Corric’s teeth began to tingle. Like he’d swallowed soap and it was foaming between his molars, sparking as if ignited. It nearly hurt, and he clenched his jaw.
“Grab Schok,” Halm gritted out, eyes still closed.
Corric blindly reached into the pit his brother was lying in, fingers trailing until they caught on his wrist. The moment his fingers clamped down on clammy skin, the feeling in his teeth intensified.
Crying out, Corric tried to stop the tears from falling, but there were too many.
His vision watered. Flame, tent, and person losing definition behind the onslaught of tears.
And then he saw it. Between the thick droplets clinging to his lashes. It was a streak of something stretching from Buzzard to Halm. Almost indefinable, it was color. But it wasn’t tangible. Like the iridescence on a bird’s feathers—colors changing and swirling with movement.

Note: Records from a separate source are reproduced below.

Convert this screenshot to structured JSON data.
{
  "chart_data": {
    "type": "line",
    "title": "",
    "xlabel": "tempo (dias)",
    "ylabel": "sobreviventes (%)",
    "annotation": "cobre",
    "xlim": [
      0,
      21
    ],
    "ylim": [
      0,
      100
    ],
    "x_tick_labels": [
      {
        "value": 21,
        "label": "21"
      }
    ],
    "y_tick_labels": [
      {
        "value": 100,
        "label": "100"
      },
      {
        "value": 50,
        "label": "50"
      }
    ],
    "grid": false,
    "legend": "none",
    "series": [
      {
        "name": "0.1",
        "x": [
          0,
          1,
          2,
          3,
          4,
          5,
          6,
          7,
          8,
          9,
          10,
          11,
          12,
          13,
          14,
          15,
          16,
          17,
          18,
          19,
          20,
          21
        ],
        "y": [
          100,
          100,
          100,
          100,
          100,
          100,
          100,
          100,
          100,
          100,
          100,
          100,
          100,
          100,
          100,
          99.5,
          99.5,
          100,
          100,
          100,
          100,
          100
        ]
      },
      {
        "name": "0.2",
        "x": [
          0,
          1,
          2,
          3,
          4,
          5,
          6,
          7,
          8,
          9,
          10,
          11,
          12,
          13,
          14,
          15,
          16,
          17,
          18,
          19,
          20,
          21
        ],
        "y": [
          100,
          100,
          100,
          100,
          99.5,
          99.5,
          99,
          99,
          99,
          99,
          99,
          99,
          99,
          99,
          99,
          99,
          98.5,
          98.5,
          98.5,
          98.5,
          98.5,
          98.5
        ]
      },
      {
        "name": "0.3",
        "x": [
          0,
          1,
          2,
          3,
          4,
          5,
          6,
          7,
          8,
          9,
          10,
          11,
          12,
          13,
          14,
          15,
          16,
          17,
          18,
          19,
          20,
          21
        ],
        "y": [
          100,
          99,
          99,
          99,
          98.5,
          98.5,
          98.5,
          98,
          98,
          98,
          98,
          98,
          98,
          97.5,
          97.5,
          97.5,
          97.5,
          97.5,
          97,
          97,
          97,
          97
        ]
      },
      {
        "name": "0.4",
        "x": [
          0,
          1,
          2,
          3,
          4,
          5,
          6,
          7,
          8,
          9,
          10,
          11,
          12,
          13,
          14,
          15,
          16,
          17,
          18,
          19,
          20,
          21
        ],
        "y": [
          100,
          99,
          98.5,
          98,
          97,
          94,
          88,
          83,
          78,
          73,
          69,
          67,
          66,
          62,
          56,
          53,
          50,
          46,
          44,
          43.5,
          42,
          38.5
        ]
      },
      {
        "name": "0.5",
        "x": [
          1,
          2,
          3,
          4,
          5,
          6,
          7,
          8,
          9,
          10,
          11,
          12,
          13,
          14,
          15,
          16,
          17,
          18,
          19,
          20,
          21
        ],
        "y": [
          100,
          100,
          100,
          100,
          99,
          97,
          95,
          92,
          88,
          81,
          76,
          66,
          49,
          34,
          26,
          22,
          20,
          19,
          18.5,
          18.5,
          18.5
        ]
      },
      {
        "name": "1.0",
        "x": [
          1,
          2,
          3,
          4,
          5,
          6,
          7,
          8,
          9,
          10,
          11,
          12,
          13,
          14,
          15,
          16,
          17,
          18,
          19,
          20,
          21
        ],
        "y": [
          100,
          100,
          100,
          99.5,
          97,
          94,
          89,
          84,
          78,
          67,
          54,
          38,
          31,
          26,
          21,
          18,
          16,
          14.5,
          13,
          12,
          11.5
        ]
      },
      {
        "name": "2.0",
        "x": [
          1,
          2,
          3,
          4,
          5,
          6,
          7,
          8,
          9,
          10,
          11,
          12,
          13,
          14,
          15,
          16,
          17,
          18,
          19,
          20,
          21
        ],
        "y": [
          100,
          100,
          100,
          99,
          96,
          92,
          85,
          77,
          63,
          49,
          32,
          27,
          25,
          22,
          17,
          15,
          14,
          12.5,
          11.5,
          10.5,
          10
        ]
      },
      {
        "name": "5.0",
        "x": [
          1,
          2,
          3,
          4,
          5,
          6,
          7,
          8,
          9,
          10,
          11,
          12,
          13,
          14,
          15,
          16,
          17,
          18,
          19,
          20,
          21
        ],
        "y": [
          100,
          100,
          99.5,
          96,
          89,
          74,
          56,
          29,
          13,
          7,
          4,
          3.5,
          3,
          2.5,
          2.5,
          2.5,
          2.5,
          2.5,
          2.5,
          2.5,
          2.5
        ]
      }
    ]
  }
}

He tracked it, occasionally losing the glimmer of what must be magic. Slowly it looped through the air, dipping and lifting as if tasting, looking for something or gathering strength. Finally, it stretched across to Schok.
The moment it connected with him, it changed again, blasting upward like a fire with too much to feed it and nowhere to go.
The colors shifted wildly and Halm groaned, as if she was having difficulty controlling it before the magic swung out, tendrils loosening to stretch towards Corric.
He gasped, breath shaking as he watched a tendril slide around Schok’s arm and crawl towards his.